Ce qui nous désole dans la position de la ministre de l’Éducation, c’est le manque de respect envers les institutions qui tombent sous la tutelle de son ministère. C’est le manque de respect envers ces élèves mauriciens qui depuis 2012 ont choisi cette option en primaire. C’est le manque de respect envers ces élèves qui grâce au Kreol Morisien ont eu le sésame de ce cinquième “Credit”. C’est le manque de respect envers l’histoire de cette langue, partagée par plus de 86% de Mauriciens comme langue première.

 

En somme, avec beaucoup de recul, nous évaluons aujourd’hui l’impact de cette décision de laisser le Kreol Morisien faire son entrée en primaire comme langue optionnelle, au même titre que les langues ancestrales. Cette langue a pris naissance sur notre île, dans un moment noir de notre histoire. Cette langue s’est enrichie de nouveaux mots au fil des migrations du 19e siècle. Cette langue, c’est ce qui unit les Mauriciens, transcendant les barrières religieuses et ethniques. L’étudier devrait être un honneur, tout comme étudier le bhojpuri qui a aussi une histoire profondément ancrée dans notre sol. Il est nécessaire de déghettoïser notre approche des langues car c’est dans la langue que nous parlons que nous nous représentons le monde.

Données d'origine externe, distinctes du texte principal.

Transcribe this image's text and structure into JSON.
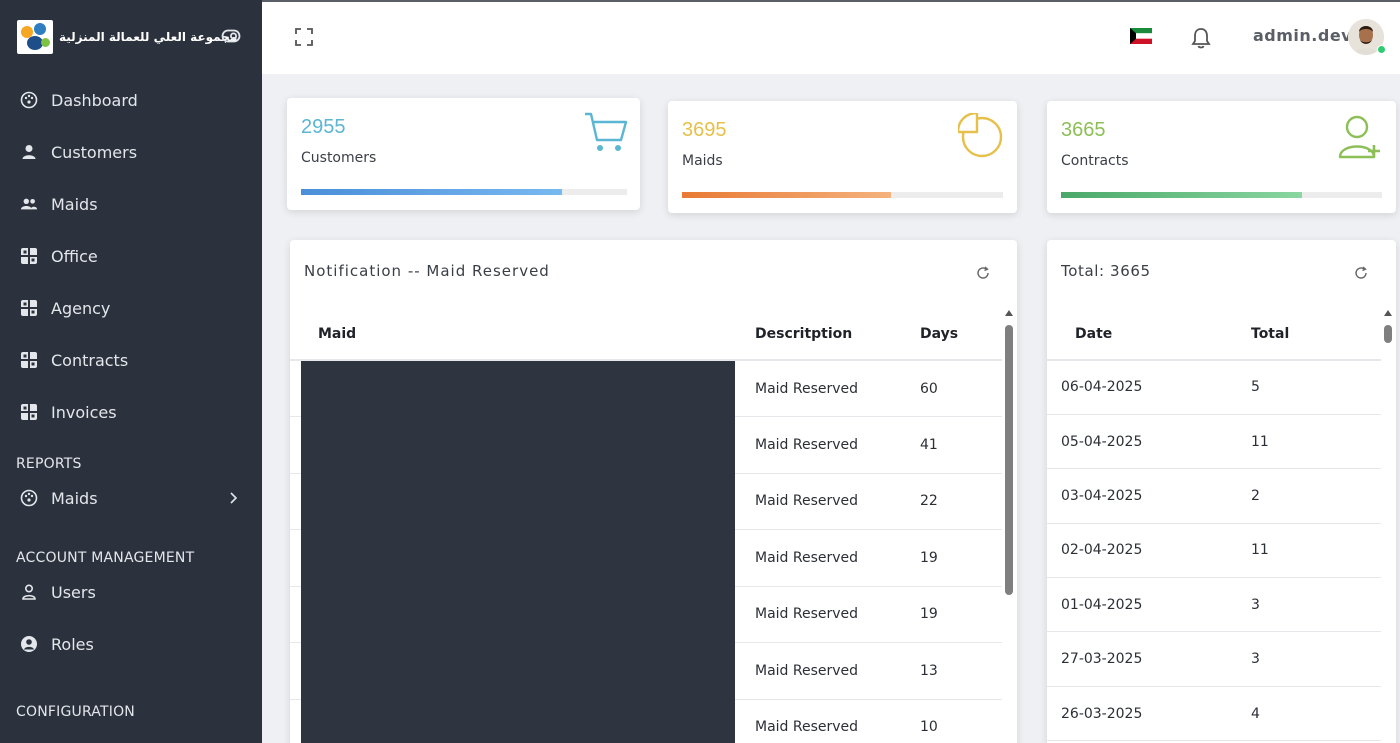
{
  "brand": {
    "name": "مجموعة العلي للعمالة المنزلية"
  },
  "sidebar": {
    "items": [
      {
        "label": "Dashboard",
        "icon": "dashboard-icon"
      },
      {
        "label": "Customers",
        "icon": "user-icon"
      },
      {
        "label": "Maids",
        "icon": "users-icon"
      },
      {
        "label": "Office",
        "icon": "grid-icon"
      },
      {
        "label": "Agency",
        "icon": "grid-icon"
      },
      {
        "label": "Contracts",
        "icon": "grid-icon"
      },
      {
        "label": "Invoices",
        "icon": "grid-icon"
      }
    ],
    "reports_label": "REPORTS",
    "reports_items": [
      {
        "label": "Maids",
        "icon": "dashboard-icon"
      }
    ],
    "account_label": "ACCOUNT MANAGEMENT",
    "account_items": [
      {
        "label": "Users",
        "icon": "user-icon"
      },
      {
        "label": "Roles",
        "icon": "user-circle-icon"
      }
    ],
    "config_label": "CONFIGURATION"
  },
  "header": {
    "username": "admin.dev"
  },
  "stats": [
    {
      "value": "2955",
      "label": "Customers",
      "progress": 0.8,
      "color": "#5bb6d3"
    },
    {
      "value": "3695",
      "label": "Maids",
      "progress": 0.65,
      "color": "#e6c04a"
    },
    {
      "value": "3665",
      "label": "Contracts",
      "progress": 0.75,
      "color": "#8cbf55"
    }
  ],
  "notifications": {
    "title": "Notification -- Maid Reserved",
    "columns": [
      "Maid",
      "Descritption",
      "Days"
    ],
    "rows": [
      {
        "desc": "Maid Reserved",
        "days": "60"
      },
      {
        "desc": "Maid Reserved",
        "days": "41"
      },
      {
        "desc": "Maid Reserved",
        "days": "22"
      },
      {
        "desc": "Maid Reserved",
        "days": "19"
      },
      {
        "desc": "Maid Reserved",
        "days": "19"
      },
      {
        "desc": "Maid Reserved",
        "days": "13"
      },
      {
        "desc": "Maid Reserved",
        "days": "10"
      }
    ]
  },
  "totals": {
    "title": "Total: 3665",
    "columns": [
      "Date",
      "Total"
    ],
    "rows": [
      {
        "date": "06-04-2025",
        "total": "5"
      },
      {
        "date": "05-04-2025",
        "total": "11"
      },
      {
        "date": "03-04-2025",
        "total": "2"
      },
      {
        "date": "02-04-2025",
        "total": "11"
      },
      {
        "date": "01-04-2025",
        "total": "3"
      },
      {
        "date": "27-03-2025",
        "total": "3"
      },
      {
        "date": "26-03-2025",
        "total": "4"
      }
    ]
  }
}
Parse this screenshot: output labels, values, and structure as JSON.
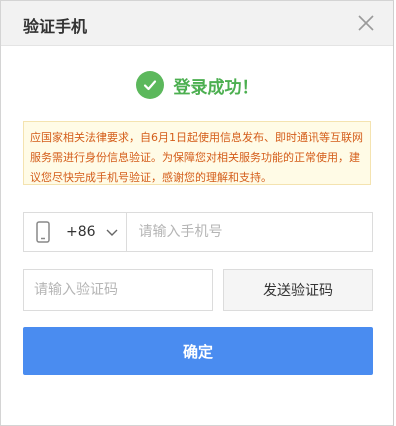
{
  "dialog": {
    "title": "验证手机",
    "close_icon": "close-icon"
  },
  "status": {
    "message": "登录成功！",
    "icon": "check-circle-icon",
    "color": "#5cb85c"
  },
  "notice": {
    "text": "应国家相关法律要求，自6月1日起使用信息发布、即时通讯等互联网服务需进行身份信息验证。为保障您对相关服务功能的正常使用，建议您尽快完成手机号验证，感谢您的理解和支持。"
  },
  "form": {
    "country_code": "+86",
    "phone_placeholder": "请输入手机号",
    "code_placeholder": "请输入验证码",
    "send_code_label": "发送验证码",
    "confirm_label": "确定"
  },
  "colors": {
    "primary": "#4a8cf0",
    "notice_text": "#d45d1a",
    "notice_bg": "#fffbe6"
  }
}
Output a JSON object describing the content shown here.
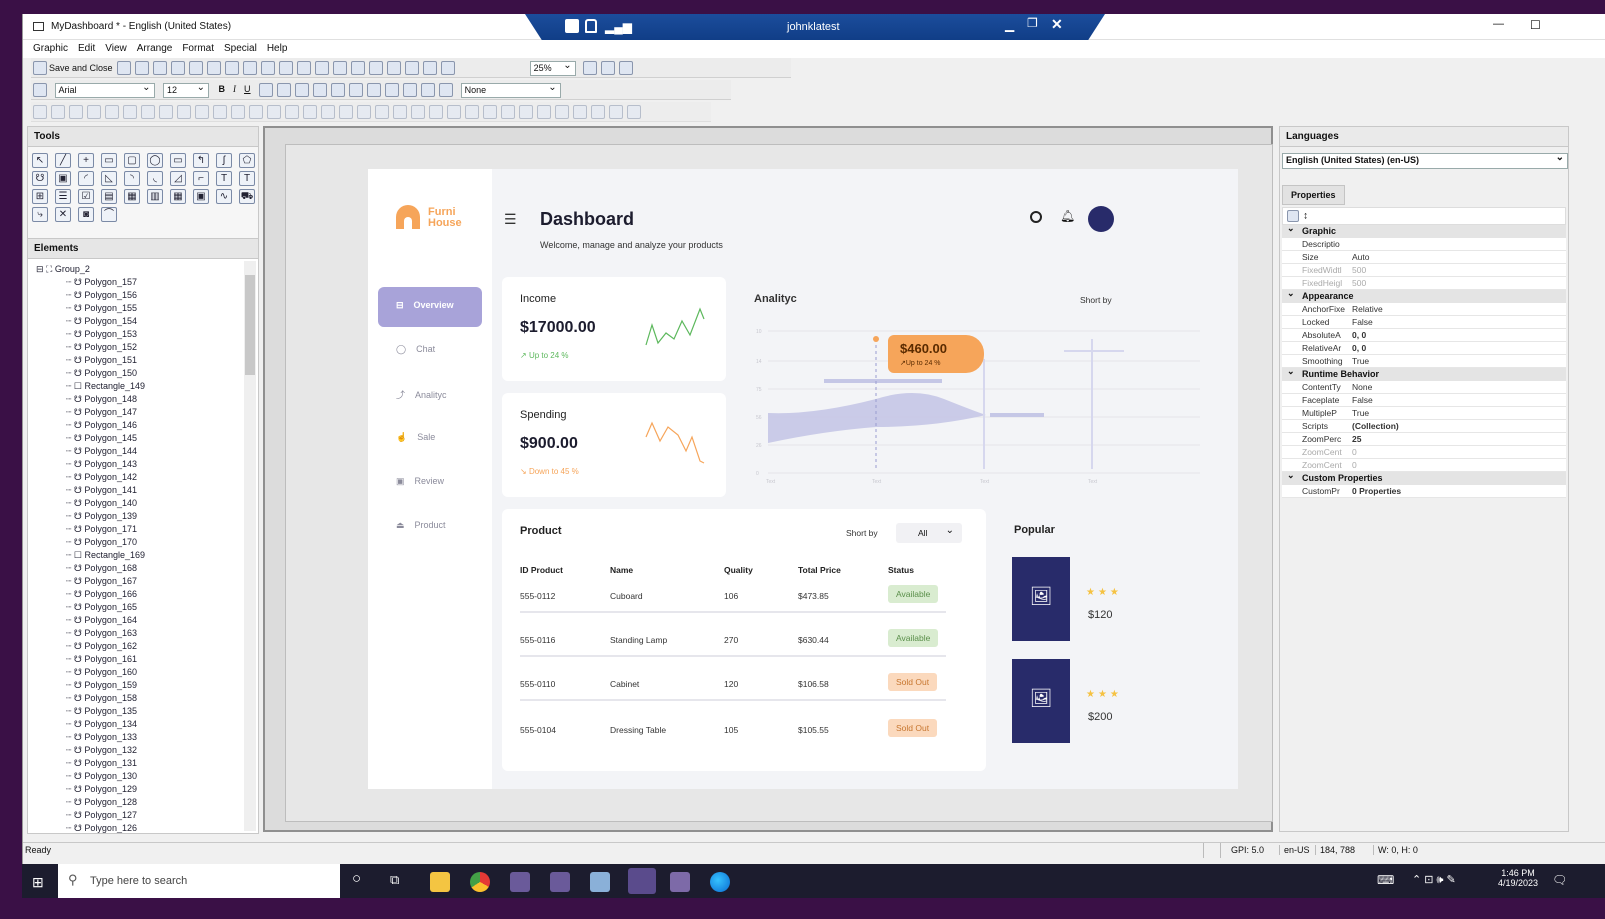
{
  "window": {
    "title": "MyDashboard * - English (United States)",
    "remote_user": "johnklatest",
    "minimize": "—",
    "maximize": "☐"
  },
  "menu": [
    "Graphic",
    "Edit",
    "View",
    "Arrange",
    "Format",
    "Special",
    "Help"
  ],
  "toolbar": {
    "save_close": "Save and Close",
    "zoom": "25%",
    "font": "Arial",
    "font_size": "12",
    "bold": "B",
    "italic": "I",
    "underline": "U",
    "line_style": "None"
  },
  "tools_panel": {
    "title": "Tools"
  },
  "elements_panel": {
    "title": "Elements",
    "group": "Group_2",
    "items": [
      "Polygon_157",
      "Polygon_156",
      "Polygon_155",
      "Polygon_154",
      "Polygon_153",
      "Polygon_152",
      "Polygon_151",
      "Polygon_150",
      "Rectangle_149",
      "Polygon_148",
      "Polygon_147",
      "Polygon_146",
      "Polygon_145",
      "Polygon_144",
      "Polygon_143",
      "Polygon_142",
      "Polygon_141",
      "Polygon_140",
      "Polygon_139",
      "Polygon_171",
      "Polygon_170",
      "Rectangle_169",
      "Polygon_168",
      "Polygon_167",
      "Polygon_166",
      "Polygon_165",
      "Polygon_164",
      "Polygon_163",
      "Polygon_162",
      "Polygon_161",
      "Polygon_160",
      "Polygon_159",
      "Polygon_158",
      "Polygon_135",
      "Polygon_134",
      "Polygon_133",
      "Polygon_132",
      "Polygon_131",
      "Polygon_130",
      "Polygon_129",
      "Polygon_128",
      "Polygon_127",
      "Polygon_126"
    ]
  },
  "dashboard": {
    "brand_line1": "Furni",
    "brand_line2": "House",
    "title": "Dashboard",
    "subtitle": "Welcome, manage and analyze your products",
    "nav": [
      "Overview",
      "Chat",
      "Analityc",
      "Sale",
      "Review",
      "Product"
    ],
    "income": {
      "label": "Income",
      "value": "$17000.00",
      "trend": "Up to 24 %"
    },
    "spending": {
      "label": "Spending",
      "value": "$900.00",
      "trend": "Down to 45 %"
    },
    "analytics": {
      "title": "Analityc",
      "sort": "Short by",
      "tooltip_value": "$460.00",
      "tooltip_trend": "Up to 24 %"
    },
    "product": {
      "title": "Product",
      "sort_label": "Short by",
      "sort_value": "All",
      "columns": [
        "ID Product",
        "Name",
        "Quality",
        "Total Price",
        "Status"
      ],
      "rows": [
        {
          "id": "555-0112",
          "name": "Cuboard",
          "quality": "106",
          "price": "$473.85",
          "status": "Available"
        },
        {
          "id": "555-0116",
          "name": "Standing Lamp",
          "quality": "270",
          "price": "$630.44",
          "status": "Available"
        },
        {
          "id": "555-0110",
          "name": "Cabinet",
          "quality": "120",
          "price": "$106.58",
          "status": "Sold Out"
        },
        {
          "id": "555-0104",
          "name": "Dressing Table",
          "quality": "105",
          "price": "$105.55",
          "status": "Sold Out"
        }
      ]
    },
    "popular": {
      "title": "Popular",
      "items": [
        {
          "price": "$120"
        },
        {
          "price": "$200"
        }
      ]
    },
    "colors": {
      "accent": "#a8a3d9",
      "navy": "#282b6a",
      "orange": "#f6a55a",
      "available_bg": "#d9ecd0",
      "soldout_bg": "#fbd9bd"
    }
  },
  "properties_panel": {
    "languages_title": "Languages",
    "language": "English (United States) (en-US)",
    "properties_tab": "Properties",
    "categories": [
      {
        "name": "Graphic",
        "rows": [
          {
            "k": "Descriptio",
            "v": "",
            "grey": false
          },
          {
            "k": "Size",
            "v": "Auto",
            "grey": false
          },
          {
            "k": "FixedWidtl",
            "v": "500",
            "grey": true
          },
          {
            "k": "FixedHeigl",
            "v": "500",
            "grey": true
          }
        ]
      },
      {
        "name": "Appearance",
        "rows": [
          {
            "k": "AnchorFixe",
            "v": "Relative",
            "grey": false
          },
          {
            "k": "Locked",
            "v": "False",
            "grey": false
          },
          {
            "k": "AbsoluteA",
            "v": "0, 0",
            "grey": false
          },
          {
            "k": "RelativeAr",
            "v": "0, 0",
            "grey": false
          },
          {
            "k": "Smoothing",
            "v": "True",
            "grey": false
          }
        ]
      },
      {
        "name": "Runtime Behavior",
        "rows": [
          {
            "k": "ContentTy",
            "v": "None",
            "grey": false
          },
          {
            "k": "Faceplate",
            "v": "False",
            "grey": false
          },
          {
            "k": "MultipleP",
            "v": "True",
            "grey": false
          },
          {
            "k": "Scripts",
            "v": "(Collection)",
            "grey": false
          },
          {
            "k": "ZoomPerc",
            "v": "25",
            "grey": false
          },
          {
            "k": "ZoomCent",
            "v": "0",
            "grey": true
          },
          {
            "k": "ZoomCent",
            "v": "0",
            "grey": true
          }
        ]
      },
      {
        "name": "Custom Properties",
        "rows": [
          {
            "k": "CustomPr",
            "v": "0 Properties",
            "grey": false
          }
        ]
      }
    ]
  },
  "statusbar": {
    "status": "Ready",
    "gpi": "GPI: 5.0",
    "locale": "en-US",
    "coords": "184, 788",
    "size": "W: 0, H: 0"
  },
  "taskbar": {
    "search_placeholder": "Type here to search",
    "time": "1:46 PM",
    "date": "4/19/2023"
  }
}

J’espère sincèrement que la ministre, enseignante aussi, aura un sursaut de conscience et qu’elle mettra tout en oeuvre pour trouver des solutions justes concernant le Kreol Morisien.

• Note : Ce texte est délibérément écrit en français car il vise un public d’adultes qui n’ont pas encore appris à lire en Kreol Morisien standard.